An index with data projected into the index’s value makes for a larger index but as the index’s value is stored next to the index’s keys, retrieval of the data is much faster than fetching the entire document bodies in a separate operation.

Projected indexes are the fastest way of retrieving selections of data from a Cloudant database and should be used by users who want the fastest performance and the lowest server load for operational queries.
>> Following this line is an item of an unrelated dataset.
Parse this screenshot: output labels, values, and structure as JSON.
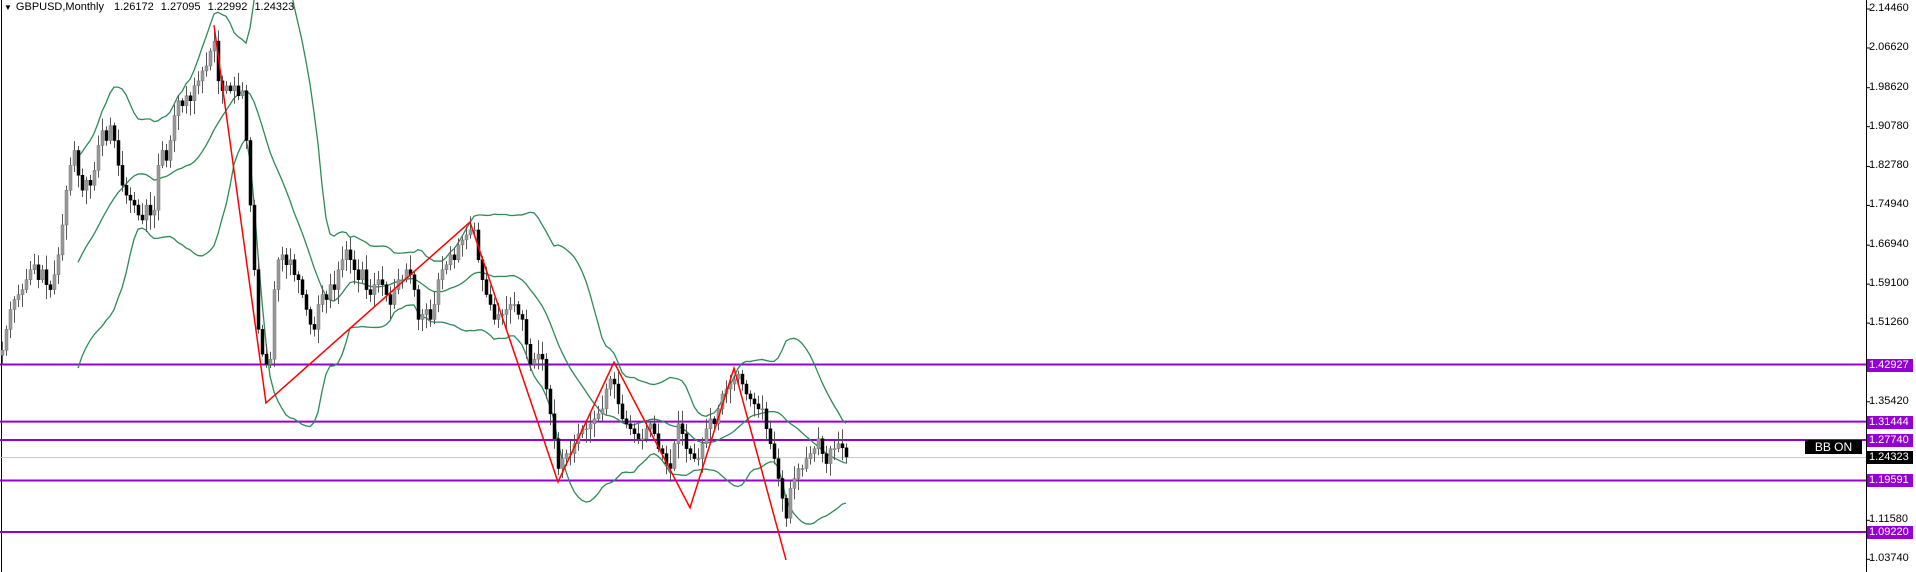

Projecting the entire document 🔗

In this example we’re adding the entire document into the index:

function(doc) {
  if (doc.status === 'complete') {
    emit(doc.timestamp, doc)
  }
}

This technique is suitable for small documents (< a few KB). To be more optimal, we needn’t put the document _id/_rev pair into the index as they are already part of the response so this code is better:

function(doc) {
  if (doc.status === 'complete') {
    delete doc._id
    emit(doc.timestamp, doc)
  }
}

Example response:

{"total_rows":23169,"offset":0,"rows":[
{"id":"K7N2T4IR5JMJGJ8F","key":"2020-04-01T00:12:37.887Z","value":{"_id":"K7N2T4IR5JMJGJ8F","_rev":"1-c2ea27ee82feb91ba80708c5e8f83d29","status":"complete","timestamp":"2020-04-01T00:12:37.887Z","price":72.23,"buyer":"Dorathy Xiong","email":"dorathy.xiong51243@hotmail.com","address":"4574 Aston Street , Glossop, Shropshire, PL7 6VI","delivery":"failed"}},
{"id":"ZYAMEN3Y56M6PLGG","key":"2020-04-01T00:25:45.818Z","value":{"_id":"ZYAMEN3Y56M6PLGG","_rev":"1-b215e5e7335d7ad8cac4e33073598c02","status":"complete","timestamp":"2020-04-01T00:25:45.818Z","price":75.3,"buyer":"Yajaira Gary","email":"yajaira_gary@yahoo.com","address":"2784 Meal Lane , New Alresford, Montgomeryshire, GL9 0DR","delivery":"failed"}},
{"id":"TUVG1CHYQ5EF5T6D","key":"2020-04-01T00:56:50.297Z","value":{"_id":"TUVG1CHYQ5EF5T6D","_rev":"1-00f9d105a31b3c86657f797f9eeb5b1b","status":"complete","timestamp":"2020-04-01T00:56:50.297Z","price":36.51,"buyer":"Kandi Bolduc","email":"kandi9@meetup.com","address":"4712 Burstead Road , Knottingley, Durham, SO35 6MK","delivery":"failed"}},
{"id":"GFY67VNMC0J8AQBX","key":"2020-04-01T01:32:31.487Z","value":{"_id":"GFY67VNMC0J8AQBX","_rev":"1-989788f7d9e2cb881c92c44cdc765eed","status":"complete","timestamp":"2020-04-01T01:32:31.487Z","price":28.08,"buyer":"Santina Leal","email":"santina_leal3384@gmail.com","address":"6443 Ashlands Street , Eccles, Essex, KY8 9JC","delivery":"delivered"}},
{"id":"S7VZS7A31GV1QS96","key":"2020-04-01T01:55:19.592Z","value":{"_id":"S7VZS7A31GV1QS96","_rev":"1-ea8cf28f1e5c9af038d4120753c513ee","status":"complete","timestamp":"2020-04-01T01:55:19.592Z","price":8.99,"buyer":"Thomas Abreu","email":"thomas.abreu@duo.com","address":"3250 Turfland Road , Kidsgrove, Radnorshire, EC8 5MQ","delivery":"delivered"}}
]}

Projecting only the data that is needed 🔗

Even better than lazily emitting the entire document into the index’s value is to only emit the key/value pairs that your application needs. e.g.

function(doc) {
  if (doc.status === 'complete') {
    var obj = {
      p: doc.price,
      b: doc.buyer,
      e: doc.email,
      d: doc.delivery
    }
    emit(doc.timestamp, obj)
  }
}

Example response:

{"total_rows":23169,"offset":0,"rows":[
{"id":"K7N2T4IR5JMJGJ8F","key":"2020-04-01T00:12:37.887Z","value":{"p":72.23,"b":"Dorathy Xiong","e":"dorathy.xiong51243@hotmail.com","d":"failed"}},
{"id":"ZYAMEN3Y56M6PLGG","key":"2020-04-01T00:25:45.818Z","value":{"p":75.3,"b":"Yajaira Gary","e":"yajaira_gary@yahoo.com","d":"failed"}},
{"id":"TUVG1CHYQ5EF5T6D","key":"2020-04-01T00:56:50.297Z","value":{"p":36.51,"b":"Kandi Bolduc","e":"kandi9@meetup.com","d":"failed"}},
{"id":"GFY67VNMC0J8AQBX","key":"2020-04-01T01:32:31.487Z","value":{"p":28.08,"b":"Santina Leal","e":"santina_leal3384@gmail.com","d":"delivered"}},
{"id":"S7VZS7A31GV1QS96","key":"2020-04-01T01:55:19.592Z","value":{"p":8.99,"b":"Thomas Abreu","e":"thomas.abreu@duo.com","d":"delivered"}}
]}

Conclusion 🔗

Projection of small objects into a MapReduce index’s value is the recipe for the fastest performance for boilerplate queries. It is faster and cheaper to execute than a view with ?include_docs=true at the expense of a slightly larger index size.